Ford starebbe sviluppando una nuova tecnologia pensata per proteggere le auto parcheggiate dagli urti accidentali. L’idea alla base del brevetto depositato dalla casa americana è piuttosto particolare: trasformare il veicolo fermo in un sistema capace di reagire autonomamente ai pericoli presenti nelle vicinanze.
Il progetto ruota attorno a un sistema intelligente che monitora continuamente l’ambiente circostante tramite telecamere, sensori e software gestiti dall’intelligenza artificiale. L’obiettivo è individuare eventuali minacce in avvicinamento, come automobili, carrelli o altri oggetti, e intervenire prima che avvenga la collisione.
L’auto potrebbe spostarsi da sola per evitare il contatto
Secondo quanto descritto nel brevetto, il sistema sarebbe in grado di capire se un oggetto si trova su una traiettoria potenzialmente pericolosa per il veicolo parcheggiato.
Nel primo livello di intervento, l’auto proverebbe ad attirare l’attenzione dell’altro conducente utilizzando fari lampeggianti, segnali sonori oppure il clacson. La vera novità arriva però nella fase successiva.
Se il software stabilisce che l’urto sia imminente e che lo spazio disponibile lo consenta, il veicolo potrebbe attivare automaticamente alcune funzioni di guida autonoma per spostarsi di pochi centimetri oppure cambiare completamente posizione all’interno del parcheggio. In pratica, l’auto tenterebbe una sorta di manovra evasiva autonoma per evitare il contatto.
Nel caso in cui l’impatto risultasse inevitabile, le telecamere di bordo registrerebbero la scena per fornire al proprietario immagini e informazioni utili sull’accaduto.
Restano dubbi su consumi e praticità
Per quanto riguarda l’arrivo sul mercato, Ford non ha confermato alcun lancio ufficiale. L’azienda ha spiegato che il deposito di brevetti serve spesso a proteggere idee e tecnologie future, senza garantire necessariamente una produzione concreta.
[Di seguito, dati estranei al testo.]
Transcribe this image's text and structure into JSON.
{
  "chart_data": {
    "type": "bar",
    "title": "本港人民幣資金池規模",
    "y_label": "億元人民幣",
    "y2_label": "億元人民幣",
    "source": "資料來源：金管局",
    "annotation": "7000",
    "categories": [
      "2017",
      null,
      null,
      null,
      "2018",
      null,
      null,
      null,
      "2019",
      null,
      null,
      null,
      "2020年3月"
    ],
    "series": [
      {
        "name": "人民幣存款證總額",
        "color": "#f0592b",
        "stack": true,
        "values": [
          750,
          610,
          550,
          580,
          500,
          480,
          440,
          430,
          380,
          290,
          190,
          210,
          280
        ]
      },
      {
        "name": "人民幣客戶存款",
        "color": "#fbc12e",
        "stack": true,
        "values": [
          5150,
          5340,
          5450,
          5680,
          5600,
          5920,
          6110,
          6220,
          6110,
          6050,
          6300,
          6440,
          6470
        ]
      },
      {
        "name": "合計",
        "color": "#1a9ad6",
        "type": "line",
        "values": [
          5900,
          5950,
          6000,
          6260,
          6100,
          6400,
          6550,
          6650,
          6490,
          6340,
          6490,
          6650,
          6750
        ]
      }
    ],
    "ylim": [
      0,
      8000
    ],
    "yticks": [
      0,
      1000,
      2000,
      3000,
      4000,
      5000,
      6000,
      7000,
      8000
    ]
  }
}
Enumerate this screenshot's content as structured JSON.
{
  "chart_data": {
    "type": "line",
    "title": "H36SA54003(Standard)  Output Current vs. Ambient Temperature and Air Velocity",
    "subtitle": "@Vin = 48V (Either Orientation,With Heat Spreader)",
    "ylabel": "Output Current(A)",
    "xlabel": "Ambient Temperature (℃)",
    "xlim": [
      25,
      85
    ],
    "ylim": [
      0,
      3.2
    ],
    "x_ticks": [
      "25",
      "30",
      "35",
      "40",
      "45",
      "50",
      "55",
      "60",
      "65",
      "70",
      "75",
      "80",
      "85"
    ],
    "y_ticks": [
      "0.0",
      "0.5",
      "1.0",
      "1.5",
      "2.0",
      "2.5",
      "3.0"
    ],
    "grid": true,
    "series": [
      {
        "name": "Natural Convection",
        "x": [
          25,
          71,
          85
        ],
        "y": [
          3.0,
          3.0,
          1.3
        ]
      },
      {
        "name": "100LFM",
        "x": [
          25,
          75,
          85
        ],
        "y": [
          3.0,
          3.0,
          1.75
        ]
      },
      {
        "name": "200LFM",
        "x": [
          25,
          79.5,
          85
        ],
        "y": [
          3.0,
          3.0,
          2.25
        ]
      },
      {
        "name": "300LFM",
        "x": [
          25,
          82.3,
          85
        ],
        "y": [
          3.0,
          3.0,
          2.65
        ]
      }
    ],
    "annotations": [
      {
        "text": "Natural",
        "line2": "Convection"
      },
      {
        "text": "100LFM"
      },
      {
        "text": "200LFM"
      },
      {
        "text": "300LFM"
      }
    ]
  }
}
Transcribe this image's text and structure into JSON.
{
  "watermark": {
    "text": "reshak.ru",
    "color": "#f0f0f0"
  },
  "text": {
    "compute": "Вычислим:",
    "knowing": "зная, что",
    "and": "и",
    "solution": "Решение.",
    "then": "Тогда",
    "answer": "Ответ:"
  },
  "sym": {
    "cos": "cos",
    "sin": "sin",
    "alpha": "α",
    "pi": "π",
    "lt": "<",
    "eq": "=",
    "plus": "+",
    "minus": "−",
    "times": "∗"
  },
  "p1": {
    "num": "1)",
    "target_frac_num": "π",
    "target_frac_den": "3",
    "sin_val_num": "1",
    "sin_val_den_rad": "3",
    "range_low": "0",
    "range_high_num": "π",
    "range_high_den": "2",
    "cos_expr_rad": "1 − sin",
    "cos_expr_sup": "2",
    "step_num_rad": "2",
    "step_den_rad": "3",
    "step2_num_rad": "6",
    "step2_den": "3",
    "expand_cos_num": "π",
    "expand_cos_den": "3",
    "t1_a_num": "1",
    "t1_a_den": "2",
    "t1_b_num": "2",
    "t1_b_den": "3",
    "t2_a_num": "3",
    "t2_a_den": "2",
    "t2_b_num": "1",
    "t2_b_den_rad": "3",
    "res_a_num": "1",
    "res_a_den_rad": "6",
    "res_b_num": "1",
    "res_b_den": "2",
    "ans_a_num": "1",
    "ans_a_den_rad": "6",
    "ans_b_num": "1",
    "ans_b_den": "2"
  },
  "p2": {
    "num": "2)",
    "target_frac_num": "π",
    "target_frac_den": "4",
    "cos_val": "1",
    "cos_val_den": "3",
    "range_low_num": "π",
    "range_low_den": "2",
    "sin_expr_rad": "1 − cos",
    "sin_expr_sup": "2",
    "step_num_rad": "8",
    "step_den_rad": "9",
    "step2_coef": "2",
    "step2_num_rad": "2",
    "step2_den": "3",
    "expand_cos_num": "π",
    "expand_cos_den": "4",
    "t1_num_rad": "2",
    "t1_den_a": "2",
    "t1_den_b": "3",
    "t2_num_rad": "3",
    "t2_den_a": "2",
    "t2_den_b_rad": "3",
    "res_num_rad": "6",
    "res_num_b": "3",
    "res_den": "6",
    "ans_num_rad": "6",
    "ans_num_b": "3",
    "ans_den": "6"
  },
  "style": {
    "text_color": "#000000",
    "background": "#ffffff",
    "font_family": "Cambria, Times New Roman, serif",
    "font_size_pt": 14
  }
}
Non mancano inoltre alcune criticità legate a questa soluzione. Un sistema di monitoraggio sempre attivo potrebbe infatti aumentare il consumo energetico della vettura, soprattutto sui modelli elettrici. Un altro aspetto riguarda invece il riposizionamento autonomo dell’auto: il proprietario potrebbe avere difficoltà a ritrovare il veicolo dopo lo spostamento.
Secondo quanto si apprende, eventuali problemi di questo tipo potrebbero essere gestiti tramite batterie più capienti o notifiche inviate direttamente tramite app dedicate.